Für einen energischeren Umgang mit den Investoren und Eigentümer, der Firma aurelis Real Estate GmbH & Co. KG, plädierte dagegen Christian Schaller, der ebenfalls als Architekt an der Podiumsdiskussion teilnahm: Instrumente wie die Vergabe von Bau- und Planungsrecht könne die Stadt durchaus nutzen, um den Investor zu lenken, so Schaller.

Deutsch-türkisches Geschäftshaus, Haus der Religionen oder Second-Hand-Baumarkt?
Schaller engagiert sich bei einer Bürgerinitiative, die im Sinne Büders ebenfalls eine Mischnutzung anstrebt: Ein deutsch-türkisches Geschäftshaus, ein „Haus der Religionen“ und ein Second-Hand-Baumarkt sind die Nutzungsvorschläge der Bürgerinitiative.
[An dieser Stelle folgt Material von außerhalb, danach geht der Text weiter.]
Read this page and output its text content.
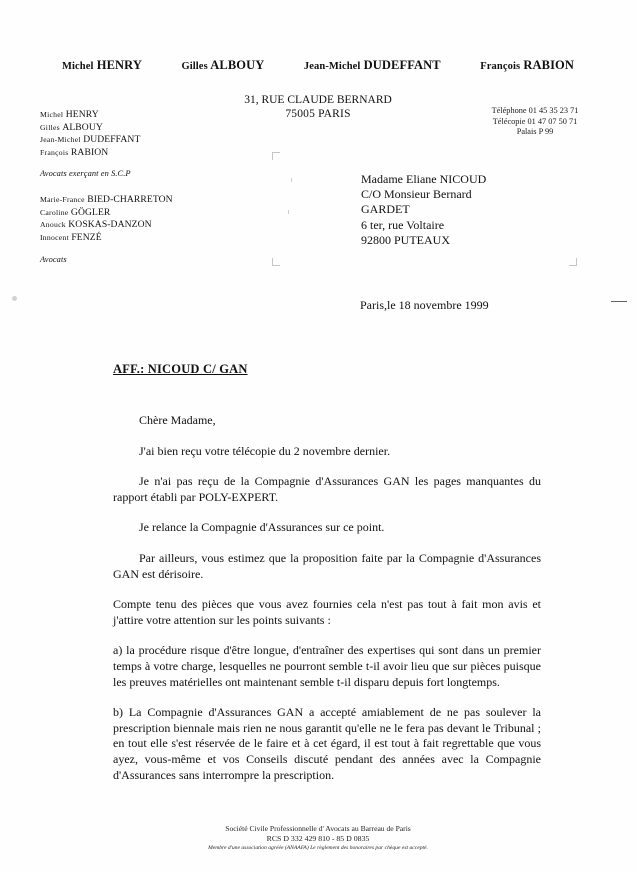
Michel HENRY	Gilles ALBOUY	Jean-Michel DUDEFFANT	François RABION
31, RUE CLAUDE BERNARD
75005 PARIS	Téléphone 01 45 35 23 71
Télécopie 01 47 07 50 71
Palais P 99
Michel HENRY
Gilles ALBOUY
Jean-Michel DUDEFFANT
François RABION
Avocats exerçant en S.C.P
Marie-France BIED-CHARRETON
Caroline GÖGLER
Anouck KOSKAS-DANZON
Innocent FENZÉ
Avocats
Madame Eliane NICOUD
C/O Monsieur Bernard
GARDET
6 ter, rue Voltaire
92800 PUTEAUX
Paris,le 18 novembre 1999
AFF.: NICOUD C/ GAN

Chère Madame,

J'ai bien reçu votre télécopie du 2 novembre dernier.

Je n'ai pas reçu de la Compagnie d'Assurances GAN les pages manquantes du rapport établi par POLY-EXPERT.

Je relance la Compagnie d'Assurances sur ce point.

Par ailleurs, vous estimez que la proposition faite par la Compagnie d'Assurances GAN est dérisoire.

Compte tenu des pièces que vous avez fournies cela n'est pas tout à fait mon avis et j'attire votre attention sur les points suivants :

a) la procédure risque d'être longue, d'entraîner des expertises qui sont dans un premier temps à votre charge, lesquelles ne pourront semble t-il avoir lieu que sur pièces puisque les preuves matérielles ont maintenant semble t-il disparu depuis fort longtemps.

b) La Compagnie d'Assurances GAN a accepté amiablement de ne pas soulever la prescription biennale mais rien ne nous garantit qu'elle ne le fera pas devant le Tribunal ; en tout elle s'est réservée de le faire et à cet égard, il est tout à fait regrettable que vous ayez, vous-même et vos Conseils discuté pendant des années avec la Compagnie d'Assurances sans interrompre la prescription.

Société Civile Professionnelle d' Avocats au Barreau de Paris
RCS D 332 429 810 - 85 D 0835
Membre d'une association agréée (ANAAFA) Le règlement des honoraires par chèque est accepté.
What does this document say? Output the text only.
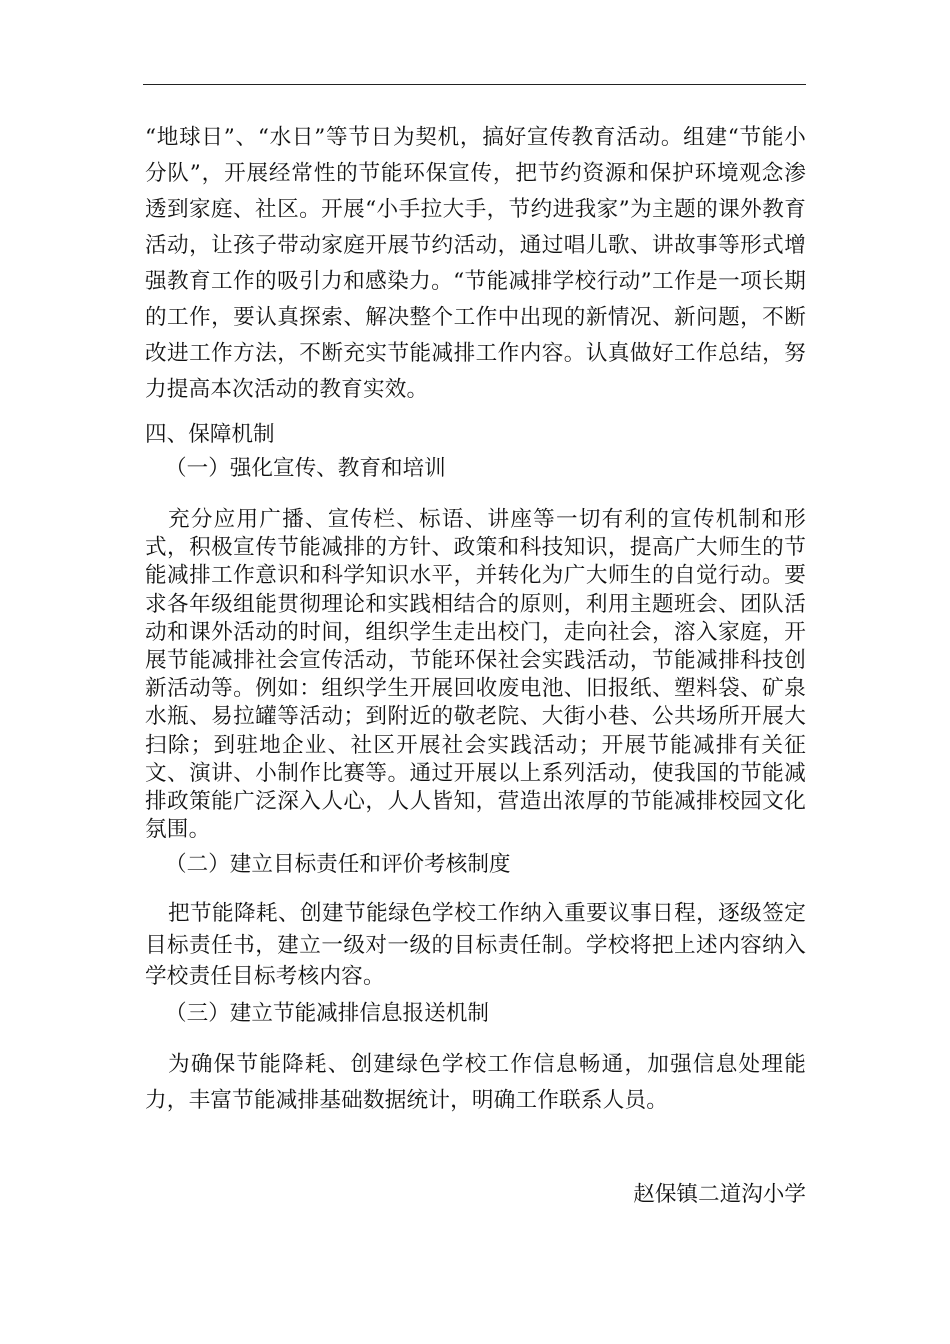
“地球日”、“水日”等节日为契机，搞好宣传教育活动。组建“节能小分队”，开展经常性的节能环保宣传，把节约资源和保护环境观念渗透到家庭、社区。开展“小手拉大手，节约进我家”为主题的课外教育活动，让孩子带动家庭开展节约活动，通过唱儿歌、讲故事等形式增强教育工作的吸引力和感染力。“节能减排学校行动”工作是一项长期的工作，要认真探索、解决整个工作中出现的新情况、新问题，不断改进工作方法，不断充实节能减排工作内容。认真做好工作总结，努力提高本次活动的教育实效。

四、保障机制
（一）强化宣传、教育和培训

充分应用广播、宣传栏、标语、讲座等一切有利的宣传机制和形式，积极宣传节能减排的方针、政策和科技知识，提高广大师生的节能减排工作意识和科学知识水平，并转化为广大师生的自觉行动。要求各年级组能贯彻理论和实践相结合的原则，利用主题班会、团队活动和课外活动的时间，组织学生走出校门，走向社会，溶入家庭，开展节能减排社会宣传活动，节能环保社会实践活动，节能减排科技创新活动等。例如：组织学生开展回收废电池、旧报纸、塑料袋、矿泉水瓶、易拉罐等活动；到附近的敬老院、大街小巷、公共场所开展大扫除；到驻地企业、社区开展社会实践活动；开展节能减排有关征文、演讲、小制作比赛等。通过开展以上系列活动，使我国的节能减排政策能广泛深入人心，人人皆知，营造出浓厚的节能减排校园文化氛围。

（二）建立目标责任和评价考核制度

把节能降耗、创建节能绿色学校工作纳入重要议事日程，逐级签定目标责任书，建立一级对一级的目标责任制。学校将把上述内容纳入学校责任目标考核内容。

（三）建立节能减排信息报送机制

为确保节能降耗、创建绿色学校工作信息畅通，加强信息处理能力，丰富节能减排基础数据统计，明确工作联系人员。

赵保镇二道沟小学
Zu den Planern eines türkisch-deutschen Geschäftshauses gehört seit 1999 Ali Demir, Vorstand der IG Keupstraße. Von Keimer gefragt, ob er sich mit seinen Plänen willkommen fühlt, konnte er immerhin auf kürzlich geführte Gespräche mit dem Amt für Wirtschaftsförderung verweisen. Insgesamt sah Demir die Keupstraße am Scheideweg: „Wir können Touristenattraktion bleiben“. Die neue Generation an Geschäftsleuten der Keupstraße, so Demir, ist in Deutschland ausgebildet und strebt ein modernes Geschäftsviertel an.

„Menschen wollen sich engagieren“
Frustration durch das Blockieren von Bürgerinitiativen befürchtet Sozialraumkoordinatorin Wilhelmine Streuter: „Die Menschen wollen sich engagieren, aber stoßen bei Behörden und Investoren an ihre Grenzen“. Die „Verinselung“ innerhalb Mülheims, die bereits Kai Büder in seinem Einstiegsreferat beschrieben hatte, ist laut Streuter sogar stärker geworden: „In die Hacketäuersiedlung ziehen die „Sorgenkinder“. Gleichzeitig, so Streuter, bewohnen Wohlhabende die Neubauten am Rheinufer. Den billigen Wohnraum in den Altbauten im Mülheimer Norden nutzen „Zugezogene“, also Künstler und Studenten. „Die wollen sich engagieren, Menschen mit Problemen ziehen sich ins Privatleben zurück“. Ein Bürgertum, so Streuter, sei in Mülheim zwar noch vorhanden. Trotzdem zog sie nach fünfjähriger Arbeit als Sozialraumkoordinatorin keine zuversichtliche Bilanz und äußerte ihren Unmut über die Kommunikation mit der Stadt. Dabei äußerte auch sie ihren Unmut über den verzögerten Anlauf von Mülheim 2020: „Es ist seit 2008 bekannt, dass es das Programm gibt. Trotzdem gibt es noch keine einzige Ausschreibung. Die Verwaltung kann mir das als Bürgerin nicht so vermitteln, dass ich es verstehe“.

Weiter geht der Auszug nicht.